Le foto della stretta via colma di gente sono finite sui social scatenando l’indignazione non solo degli utenti, ma anche del sindaco Giorgio Gori che su Facebook ha scritto: “Non vi sono bastate centinaia di morti nella nostra città ?”.
Bergamo è stata una delle città più colpite dal coronavirus e l’immagine della sfilata dei veicoli dell’esercito con le bare dei morti all’interno è ancora nella mente di molti.

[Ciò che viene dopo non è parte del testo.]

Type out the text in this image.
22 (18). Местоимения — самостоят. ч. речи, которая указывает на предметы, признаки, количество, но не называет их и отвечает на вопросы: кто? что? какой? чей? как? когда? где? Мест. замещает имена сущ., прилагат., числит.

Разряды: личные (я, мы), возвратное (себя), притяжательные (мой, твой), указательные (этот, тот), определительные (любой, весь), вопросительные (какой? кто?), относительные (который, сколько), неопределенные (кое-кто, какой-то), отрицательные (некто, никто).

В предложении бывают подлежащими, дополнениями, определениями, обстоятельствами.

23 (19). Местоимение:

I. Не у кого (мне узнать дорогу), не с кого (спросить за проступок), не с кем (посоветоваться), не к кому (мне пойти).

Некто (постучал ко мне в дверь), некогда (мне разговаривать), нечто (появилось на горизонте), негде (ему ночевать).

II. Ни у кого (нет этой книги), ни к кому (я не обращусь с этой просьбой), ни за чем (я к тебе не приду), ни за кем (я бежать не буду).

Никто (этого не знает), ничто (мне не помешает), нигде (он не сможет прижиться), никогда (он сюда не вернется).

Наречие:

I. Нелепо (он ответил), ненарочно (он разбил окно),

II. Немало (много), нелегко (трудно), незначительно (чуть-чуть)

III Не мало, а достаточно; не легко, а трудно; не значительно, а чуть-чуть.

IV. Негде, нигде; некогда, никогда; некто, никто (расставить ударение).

Per questo, Gori non riesce a capacitarsi della “leggerezza” delle persone: ”Mentre stamattina, dopo una passeggiata sui Colli, ero tornato a casa rinfrancato – si legge nel suo post –, perchè non avevo incontrato una sola persona senza mascherina, le immagini del pomeriggio, di Città Alta e di Largo Rezzara, mi hanno preoccupato e fatto arrabbiare”.
E ancora: “Vogliamo ritrovarci tra un mese di nuovo nei guai?! Ve lo chiedo di nuovo: per piacere, metteteci serietà , impegno e rigore”.
In molti si chiedono cosa accadrà con la riapertura dei negozi. Intanto la foto della Corsarola affollata parla chiaro: le persone non sembrano avere paura di uscire per una passeggiata.